Il nous fallait des heures pour les charger l’une après l’autre sur Bea&Eli,
un Bea&Eli que personne ne visitait, où les posts restaient sans
commentaires, et quand quelqu’un tombait dessus par hasard, la question la
plus fréquente était : « Pourquoi on voit seulement Bea ? Elle est où Eli ? »
ou bien : « Eli, tu aimes lire quoi ? Comment tu fais pour rester amie avec
cette idiote ? » Aussi étonnant que ça paraisse, les blogs, quand ils
commencèrent à se répandre, étaient un territoire de conquête non pour des
filles comme Beatrice, mais pour des filles comme moi. En 2003, ceux qui
naviguaient se fichaient bien de la beauté et des vêtements : c’étaient des
aspirants-écrivains, ou des passionnés de quelque chose, comme mon père,
désirant communiquer avec d’autres passionnés, des gens en quête
d’explorations et d’amitiés. Le mot d’ordre était la découverte, pas
l’exhibition.
Que Bea&Eli soit destiné à échouer était prévisible. Mais Bea ne perdit
jamais son enthousiasme.
On la vit même renaître. Le traitement était trouvé, et il fut efficace. Peu
lui importait le petit nombre de visiteurs ou les accusations de narcissisme
qu’elle recevait, de temps en temps, en lieu et place du silence. Elle était
comme emportée, ensorcelée par ce dialogue secret avec l’écran, qui
m’apparaissait alors aussi obscur que ridicule, et qu’aujourd’hui encore j’ai
du mal à comprendre. Cherchait-elle sa mère ? Ou se cherchait-elle ? La
Beatrice que je m’étais employée de toutes mes forces à étouffer, en ne lui
donnant pas l’agenda, en la noyant sous les romans russes et les films
d’auteur, avait-elle trouvé un moyen de revenir à la surface ?
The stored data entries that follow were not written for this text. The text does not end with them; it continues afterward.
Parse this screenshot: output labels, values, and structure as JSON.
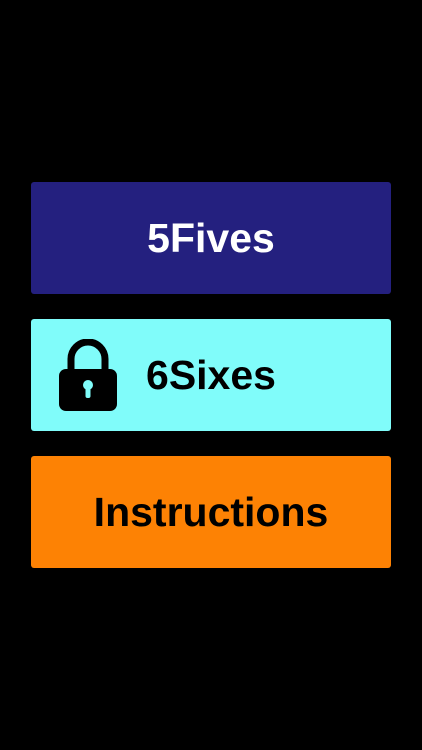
{
  "menu": {
    "fives": {
      "label": "5Fives",
      "color": "#24207f",
      "text_color": "#ffffff"
    },
    "sixes": {
      "label": "6Sixes",
      "color": "#80fcfa",
      "text_color": "#000000",
      "icon": "padlock-icon",
      "locked": true
    },
    "instructions": {
      "label": "Instructions",
      "color": "#fd8204",
      "text_color": "#000000"
    }
  },
  "background_color": "#000000"
}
Seuls mon père et moi pouvions être assez naïfs pour croire que c’était là
un passe-temps innocent. En fait, c’était une arme létale.
Il allait suffire à Bea que les blogs soient supplantés par des médias bien
éloignés de la presse d’autrefois pour s’emparer du monde. Attendre que la
technologie la rejoigne.
« Comment on devient Beatrice Rossetti ? »
En s’entraînant avec quinze ans d’avance.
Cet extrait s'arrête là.